Member of the Rhode Island House of Representatives from the 3rd district
- Incumbent
- Assumed office January 5, 2021
- Preceded by: Moira Walsh

Personal details
- Born: December 14, 1971 (age 54) Monrovia, Liberia
- Party: Democratic
- Spouse: Thumbelina Biah
- Education: Rhode Island College

= Nathan Biah =

American politician

Nathan W. Biah Sr. (born December 14, 1971) is an American politician and educator who serves in the Rhode Island House of Representatives for the 3rd district.

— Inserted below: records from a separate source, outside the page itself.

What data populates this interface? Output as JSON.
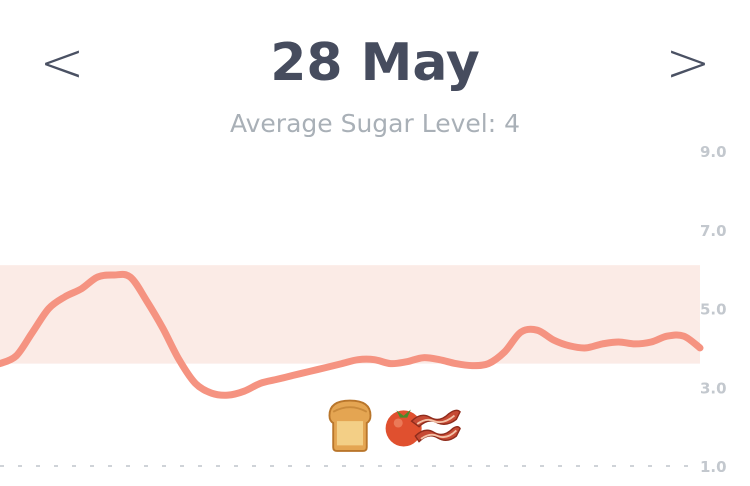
{
  "header": {
    "prev_label": "<",
    "next_label": ">",
    "date": "28 May",
    "average_label": "Average Sugar Level:",
    "average_value": "4"
  },
  "colors": {
    "title": "#464c5e",
    "subtitle": "#a9b0b7",
    "line": "#f59381",
    "target_band": "#fbebe6",
    "tick": "#c3c8ce"
  },
  "meal_icons": [
    "bread-icon",
    "tomato-icon",
    "bacon-icon"
  ],
  "chart_data": {
    "type": "line",
    "title": "",
    "xlabel": "",
    "ylabel": "",
    "ylim": [
      1.0,
      9.0
    ],
    "y_ticks": [
      "9.0",
      "7.0",
      "5.0",
      "3.0",
      "1.0"
    ],
    "y_tick_values": [
      9.0,
      7.0,
      5.0,
      3.0,
      1.0
    ],
    "y_axis_position": "right",
    "grid": false,
    "baseline": "dashed",
    "target_range": [
      3.6,
      6.1
    ],
    "series": [
      {
        "values": [
          3.6,
          3.8,
          4.4,
          5.0,
          5.3,
          5.5,
          5.8,
          5.85,
          5.8,
          5.2,
          4.5,
          3.7,
          3.1,
          2.85,
          2.8,
          2.9,
          3.1,
          3.2,
          3.3,
          3.4,
          3.5,
          3.6,
          3.7,
          3.7,
          3.6,
          3.65,
          3.75,
          3.7,
          3.6,
          3.55,
          3.6,
          3.9,
          4.4,
          4.45,
          4.2,
          4.05,
          4.0,
          4.1,
          4.15,
          4.1,
          4.15,
          4.3,
          4.3,
          4.0
        ]
      }
    ]
  }
}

==Early life and education==
Born and raised in Monrovia, the capital of Liberia, Biah was his parents' only child. Biah was sent to a preparatory school considered one of the "most prestigious" in Liberia, but his education was interrupted by the First Liberian Civil War, which caused Biah to emigrate to the United States. In 1999, he earned a bachelor's degree in criminal justice from Rhode Island College, and in 2007, Biah received a master's degree in education from University of Rhode Island.

==Political career==
Biah announced a primary challenge to incumbent representative Moira Walsh in 2020. Walsh, a staunch progressive, had been an opponent of Speaker of the Rhode Island House Nicholas Mattiello, who thus supported Biah. Biah was also endorsed by Rhode Island Right to Life, an anti-abortion organization. In contrast to most other successful primaries in the 2020 Rhode Island House elections, where progressives had ousted allies of Mattiello, Biah defeated Walsh 64–35, and was unopposed in the general election. He currently serves on the Innovation, Internet, and Technology Committee, the Finance Committee, which produces the state budget and the Education Committee.

He had originally declared his candidacy for US Representative of Rhode Island's 1st congressional district in March 2023, but has since withdrawn as a candidate and will not appear on the ballot for the special Democratic primary for U.S. representative of the 1st congressional district to be held on September 5, 2023.